America's largest burger chain announced on July 28 that it had ambitions to reopen 100% by Labor Day, so long as COVID-19 cases weren't surging. But as of last week, McDonald's called on its franchisees and advised them to be prepared to take measures to re-close dining rooms in counties where the Delta variant is rapidly spreading.
More specifically, McDonald's executives suggested that franchisees consider closing indoor dining in counties where cases exceed 250 per 100,000 people on a rolling three-week average.

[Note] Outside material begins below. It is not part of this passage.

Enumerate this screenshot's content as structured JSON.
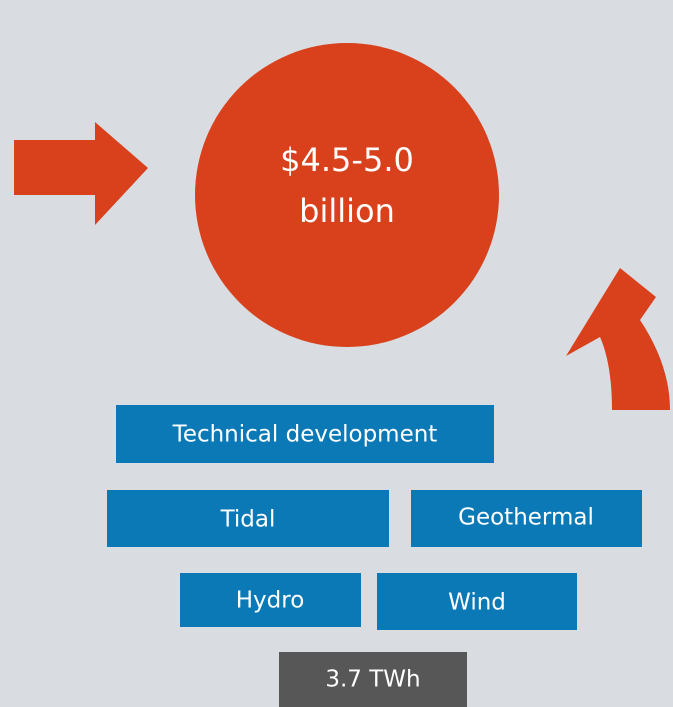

McDonald's isn't the only big chain that's taking precautions. Reuters also reported that some of the 40 KFC and Taco Bell locations PMTD Restaurants own between Alabama and Georgia had to cut their hours due to staff members being out from COVID-19 infections. According to the latest data from OpenTable, 16 states are currently implementing some indoor dining restrictions. These include states on the West Coast, such as California, Oregon, and Washington as well as Colorado, New Mexico, Louisiana, and North Carolina.
Some cities are beginning to enforce their own restrictions. As of Aug. 12, New York City establishments including restaurants, concert venues, and gyms now require guests to show proof of the COVID-19 vaccination to enter.